Keputusan Komdis PSSI terhadap PSS Sleman (Foto : Twitter) |
Pengaturan hasil pertandingan
alias match fixing jadi barang haram di dunia sepakbola. Tentu juga di cabang
olahraga lainnya.
Perputaran uang dari
pengaturan skor ini tidaklah sedikit. Para pelakunya tak peduli akan merugikan
klub mana, asal ada duit mengalir untuk menyuap perangkat pertandingan atau
wasit. Tidak peduli juga bagaimana para suporter mengorbankan waktu dan uang
untuk mendukung tim kesayangannya, tanpa tahu sudah dicurangi untuk kalah.
Namun, nafsu untuk terus
meraih tiga poin dan bertahan atau syukur-syukur bisa promosi, seperti
membutakan jargon fair play di bendera yang dibawa anak-anak sebelum laga
dimulai.
Kini klub-klub, terutama yang
berkiprah di Liga 1 bisa dengan tenang melakukannya. Dendanya kecil, bahkan
lebih kecil dari penyalaan flare di lapangan yang menyebabkan pertandingan
terhenti.
Nah, daripada suporter
mengamuk karena klub kesayangannya kalah, lebih baik manajemen klub melakukan
match fixing.
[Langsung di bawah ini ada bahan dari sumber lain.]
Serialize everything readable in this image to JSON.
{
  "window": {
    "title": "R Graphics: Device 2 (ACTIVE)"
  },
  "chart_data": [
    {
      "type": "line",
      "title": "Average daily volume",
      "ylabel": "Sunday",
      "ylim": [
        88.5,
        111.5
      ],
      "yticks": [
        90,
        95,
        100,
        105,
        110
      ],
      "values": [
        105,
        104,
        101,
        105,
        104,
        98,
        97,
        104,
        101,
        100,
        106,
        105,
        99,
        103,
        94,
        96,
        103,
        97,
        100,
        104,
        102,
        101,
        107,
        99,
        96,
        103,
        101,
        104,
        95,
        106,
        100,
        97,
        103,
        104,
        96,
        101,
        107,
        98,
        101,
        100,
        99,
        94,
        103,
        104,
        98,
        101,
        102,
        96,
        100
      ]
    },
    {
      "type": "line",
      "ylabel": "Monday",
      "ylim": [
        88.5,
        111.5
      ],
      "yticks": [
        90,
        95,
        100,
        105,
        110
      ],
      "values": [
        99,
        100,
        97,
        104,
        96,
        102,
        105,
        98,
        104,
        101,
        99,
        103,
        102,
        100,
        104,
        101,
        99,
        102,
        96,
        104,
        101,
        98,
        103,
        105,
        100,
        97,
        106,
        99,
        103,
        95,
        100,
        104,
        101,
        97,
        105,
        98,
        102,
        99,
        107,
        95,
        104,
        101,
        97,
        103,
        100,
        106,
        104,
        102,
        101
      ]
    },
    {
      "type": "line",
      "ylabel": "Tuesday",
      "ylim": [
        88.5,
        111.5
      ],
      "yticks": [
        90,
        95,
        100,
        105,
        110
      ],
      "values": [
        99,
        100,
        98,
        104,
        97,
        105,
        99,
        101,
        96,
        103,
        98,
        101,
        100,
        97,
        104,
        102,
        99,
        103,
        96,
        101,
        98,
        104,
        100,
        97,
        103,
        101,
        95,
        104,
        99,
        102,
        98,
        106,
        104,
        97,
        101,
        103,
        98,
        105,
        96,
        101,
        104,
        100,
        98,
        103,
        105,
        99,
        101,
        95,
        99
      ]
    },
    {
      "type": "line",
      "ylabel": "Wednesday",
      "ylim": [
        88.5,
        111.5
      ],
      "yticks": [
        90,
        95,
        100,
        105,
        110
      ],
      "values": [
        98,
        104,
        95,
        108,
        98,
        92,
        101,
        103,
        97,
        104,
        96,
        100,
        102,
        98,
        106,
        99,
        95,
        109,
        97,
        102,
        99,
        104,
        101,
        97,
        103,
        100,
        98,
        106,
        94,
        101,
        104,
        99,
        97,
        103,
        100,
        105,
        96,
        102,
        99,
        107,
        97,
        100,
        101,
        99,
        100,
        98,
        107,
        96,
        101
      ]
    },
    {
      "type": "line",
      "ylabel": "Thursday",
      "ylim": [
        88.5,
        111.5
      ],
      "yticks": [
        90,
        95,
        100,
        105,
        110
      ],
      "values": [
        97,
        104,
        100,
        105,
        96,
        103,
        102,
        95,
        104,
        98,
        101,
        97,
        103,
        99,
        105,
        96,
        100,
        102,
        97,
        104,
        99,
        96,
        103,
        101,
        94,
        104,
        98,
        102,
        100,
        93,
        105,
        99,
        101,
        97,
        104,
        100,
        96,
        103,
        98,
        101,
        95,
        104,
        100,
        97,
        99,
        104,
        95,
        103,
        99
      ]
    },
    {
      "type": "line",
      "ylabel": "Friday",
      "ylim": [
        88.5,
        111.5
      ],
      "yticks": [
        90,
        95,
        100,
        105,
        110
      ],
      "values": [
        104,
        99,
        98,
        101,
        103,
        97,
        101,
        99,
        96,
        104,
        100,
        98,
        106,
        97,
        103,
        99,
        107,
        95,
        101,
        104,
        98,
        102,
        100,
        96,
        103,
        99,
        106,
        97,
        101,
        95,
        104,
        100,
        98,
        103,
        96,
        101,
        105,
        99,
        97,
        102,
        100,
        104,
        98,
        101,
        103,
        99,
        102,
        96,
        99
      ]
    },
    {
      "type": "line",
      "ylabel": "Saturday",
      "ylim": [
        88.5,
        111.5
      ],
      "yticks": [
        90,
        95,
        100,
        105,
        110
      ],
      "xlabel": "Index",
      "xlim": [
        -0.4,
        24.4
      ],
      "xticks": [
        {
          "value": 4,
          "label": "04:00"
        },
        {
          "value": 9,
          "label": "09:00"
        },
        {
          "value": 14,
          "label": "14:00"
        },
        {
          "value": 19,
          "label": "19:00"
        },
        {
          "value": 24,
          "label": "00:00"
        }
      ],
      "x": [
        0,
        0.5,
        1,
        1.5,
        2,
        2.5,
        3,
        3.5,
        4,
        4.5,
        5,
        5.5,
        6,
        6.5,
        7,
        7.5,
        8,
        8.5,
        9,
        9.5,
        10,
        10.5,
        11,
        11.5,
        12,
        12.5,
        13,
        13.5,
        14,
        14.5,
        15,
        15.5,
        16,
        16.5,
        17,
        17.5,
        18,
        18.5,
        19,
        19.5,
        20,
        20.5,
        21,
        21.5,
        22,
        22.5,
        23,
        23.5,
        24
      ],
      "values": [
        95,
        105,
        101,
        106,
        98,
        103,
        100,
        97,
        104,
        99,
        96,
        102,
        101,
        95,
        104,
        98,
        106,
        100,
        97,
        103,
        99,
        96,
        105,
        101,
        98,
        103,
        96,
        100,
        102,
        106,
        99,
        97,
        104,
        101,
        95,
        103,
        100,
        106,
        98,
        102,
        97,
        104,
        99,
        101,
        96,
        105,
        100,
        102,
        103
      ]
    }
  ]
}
Belum lagi ada yang merusak fasilitas stadion, klub yang pasti
mengganti kerugian. Dari segi biaya yang dikeluarkan jelas lebih ringan
daripada flare.
Analog di atas tentu bukan
saran yang baik bagi klub Liga 1. Itu sesat.
Apalagi Ketua Umum PSSI, Erick
Thohir sudah mengeluarkan ancaman untuk tidak memberi ampun bagi para pelaku
match fixing itu.
"Saya pernah katakan, jangan main-main. PSSI sudah berkomitmen dengan Polri, kita selidiki, ada bukti yang kuat, maka langsung sikat, tidak pandang bulu," ujar Erick pada rilisnya, 21 Desember 2023.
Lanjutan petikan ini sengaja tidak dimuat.